Fall calls for savory, warm soup
By far, fall is my favorite season. After the hot days and hustle and bustle of summer, it’s nice to slow down the pace, enjoy the crisp cool air, beautiful colored foliage, layered clothing, and of course, warm comfort food.
Saturday marked the first day of fall. After a day of cleaning and organizing my house, for dinner I decided to welcome fall with a timeless classic — lentil soup. Nothing like a warm bowl of soup on a crisp fall evening. I love the nutty taste and firm texture of lentils. This soup is savory, hearty and oh so good for you. You can just feel it in your soul.
My recipe is SOUPer simple, delicious, and of course healthy. I invite you to try it — I think you will agree.

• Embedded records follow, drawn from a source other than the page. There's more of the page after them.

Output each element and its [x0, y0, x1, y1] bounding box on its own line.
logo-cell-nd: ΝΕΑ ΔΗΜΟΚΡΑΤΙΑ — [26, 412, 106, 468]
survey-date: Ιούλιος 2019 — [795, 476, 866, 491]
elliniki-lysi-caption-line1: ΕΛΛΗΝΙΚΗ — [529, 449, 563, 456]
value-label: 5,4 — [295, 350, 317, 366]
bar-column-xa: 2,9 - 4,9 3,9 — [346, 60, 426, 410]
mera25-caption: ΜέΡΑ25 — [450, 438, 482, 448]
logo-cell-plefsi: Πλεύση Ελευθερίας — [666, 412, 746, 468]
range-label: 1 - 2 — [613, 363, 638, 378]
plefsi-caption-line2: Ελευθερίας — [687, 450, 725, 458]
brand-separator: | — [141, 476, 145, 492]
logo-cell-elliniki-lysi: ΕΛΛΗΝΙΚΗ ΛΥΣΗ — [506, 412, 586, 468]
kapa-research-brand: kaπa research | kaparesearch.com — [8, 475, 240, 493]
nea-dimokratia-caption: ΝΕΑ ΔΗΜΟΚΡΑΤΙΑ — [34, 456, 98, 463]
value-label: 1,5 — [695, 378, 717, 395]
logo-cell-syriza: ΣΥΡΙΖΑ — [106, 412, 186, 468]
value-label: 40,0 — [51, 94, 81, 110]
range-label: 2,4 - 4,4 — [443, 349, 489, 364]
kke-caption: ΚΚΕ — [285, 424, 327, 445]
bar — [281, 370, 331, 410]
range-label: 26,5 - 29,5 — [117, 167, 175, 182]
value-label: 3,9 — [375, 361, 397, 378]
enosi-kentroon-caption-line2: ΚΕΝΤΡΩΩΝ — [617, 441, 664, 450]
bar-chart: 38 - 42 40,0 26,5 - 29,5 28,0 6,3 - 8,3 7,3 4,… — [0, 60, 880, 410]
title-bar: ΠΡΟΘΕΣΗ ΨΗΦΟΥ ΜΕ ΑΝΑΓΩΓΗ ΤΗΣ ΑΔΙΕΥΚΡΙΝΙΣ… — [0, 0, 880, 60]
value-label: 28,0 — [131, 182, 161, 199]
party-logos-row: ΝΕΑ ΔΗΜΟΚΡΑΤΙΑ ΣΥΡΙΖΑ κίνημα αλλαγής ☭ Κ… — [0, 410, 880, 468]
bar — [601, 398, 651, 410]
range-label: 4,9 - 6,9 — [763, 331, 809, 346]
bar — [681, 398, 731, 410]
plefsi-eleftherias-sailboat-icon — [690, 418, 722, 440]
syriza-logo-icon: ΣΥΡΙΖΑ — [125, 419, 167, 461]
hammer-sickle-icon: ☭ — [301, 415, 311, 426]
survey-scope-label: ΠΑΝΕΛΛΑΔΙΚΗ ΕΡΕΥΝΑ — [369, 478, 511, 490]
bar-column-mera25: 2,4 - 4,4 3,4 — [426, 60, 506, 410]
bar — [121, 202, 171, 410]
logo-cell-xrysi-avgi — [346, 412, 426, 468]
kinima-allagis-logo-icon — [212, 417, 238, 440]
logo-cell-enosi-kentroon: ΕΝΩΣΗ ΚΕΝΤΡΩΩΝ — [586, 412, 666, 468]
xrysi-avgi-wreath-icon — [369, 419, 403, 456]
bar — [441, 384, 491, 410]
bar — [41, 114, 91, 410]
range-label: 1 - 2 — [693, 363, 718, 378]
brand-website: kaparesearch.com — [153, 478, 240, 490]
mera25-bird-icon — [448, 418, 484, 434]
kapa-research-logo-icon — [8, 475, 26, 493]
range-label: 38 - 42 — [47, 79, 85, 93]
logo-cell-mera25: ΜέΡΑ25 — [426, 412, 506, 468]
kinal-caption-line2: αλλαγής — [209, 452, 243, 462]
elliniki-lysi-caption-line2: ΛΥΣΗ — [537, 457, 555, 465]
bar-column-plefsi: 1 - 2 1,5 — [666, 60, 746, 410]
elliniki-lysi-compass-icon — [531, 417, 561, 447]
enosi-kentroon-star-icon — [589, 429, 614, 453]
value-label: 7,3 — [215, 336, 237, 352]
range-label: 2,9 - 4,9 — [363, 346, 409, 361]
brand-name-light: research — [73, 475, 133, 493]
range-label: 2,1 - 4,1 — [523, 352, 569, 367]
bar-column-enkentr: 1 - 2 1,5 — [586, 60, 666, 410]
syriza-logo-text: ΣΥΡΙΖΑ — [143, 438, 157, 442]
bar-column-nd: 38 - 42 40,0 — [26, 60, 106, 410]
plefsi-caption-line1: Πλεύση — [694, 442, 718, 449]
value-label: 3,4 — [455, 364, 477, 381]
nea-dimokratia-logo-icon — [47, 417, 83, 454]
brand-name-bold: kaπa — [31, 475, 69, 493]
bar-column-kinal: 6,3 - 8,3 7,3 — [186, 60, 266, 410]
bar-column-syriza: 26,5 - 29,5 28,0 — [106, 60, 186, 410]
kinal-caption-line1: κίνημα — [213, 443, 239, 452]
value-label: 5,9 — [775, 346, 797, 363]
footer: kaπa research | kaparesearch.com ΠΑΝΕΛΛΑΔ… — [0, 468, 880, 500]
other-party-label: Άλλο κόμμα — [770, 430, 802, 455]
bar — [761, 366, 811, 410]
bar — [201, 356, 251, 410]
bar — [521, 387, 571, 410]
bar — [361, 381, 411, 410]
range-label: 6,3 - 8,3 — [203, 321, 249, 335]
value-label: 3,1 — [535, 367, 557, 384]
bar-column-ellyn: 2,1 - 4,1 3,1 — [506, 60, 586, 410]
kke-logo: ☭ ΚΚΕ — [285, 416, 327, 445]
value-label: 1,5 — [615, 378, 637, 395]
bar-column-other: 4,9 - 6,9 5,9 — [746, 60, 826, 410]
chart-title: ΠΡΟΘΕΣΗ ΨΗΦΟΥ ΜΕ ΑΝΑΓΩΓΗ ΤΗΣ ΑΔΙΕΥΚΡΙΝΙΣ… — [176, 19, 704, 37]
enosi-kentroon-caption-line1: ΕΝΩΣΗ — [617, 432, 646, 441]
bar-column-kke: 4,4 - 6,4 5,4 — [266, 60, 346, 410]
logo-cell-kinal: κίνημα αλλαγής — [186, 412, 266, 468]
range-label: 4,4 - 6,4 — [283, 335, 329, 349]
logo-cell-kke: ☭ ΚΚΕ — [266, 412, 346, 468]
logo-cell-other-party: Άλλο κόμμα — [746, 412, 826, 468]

From the SOUP AND SALAD section of my NEW cookbook Shop, Cook, Eat: Outside of the Box.
A timeless classic.
PREP TIME: 10 MINUTES TOTAL TIME: 45 MINUTES SERVES 4
2 tablespoons extra-virgin olive oil
1 leek, thinly sliced
1 garlic clove, finely minced
1 teaspoon kosher salt
¼ teaspoon freshly ground pepper
2 teaspoons thyme
2 celery stalks, chopped
1 carrot, chopped
2 quarts vegetable stock (page 36)
1 (6 ounce) can tomato paste
1 ¼ cups dried lentils
In a large stockpot on medium heat, sauté the leeks, and garlic with the olive oil, salt, pepper, and thyme for 20 minutes. Add the celery and carrots and sauté for 10 more minutes. Add the vegetable stock, tomato paste, and lentils. Cover and bring to a boil. Reduce the heat and simmer over low heat until the lentils are almost tender, about 30 minutes.
This soup is a great option for Meatless Monday. Serve with Artisan crusty bread and a spinach salad with your choice of vinaigrette or dressing.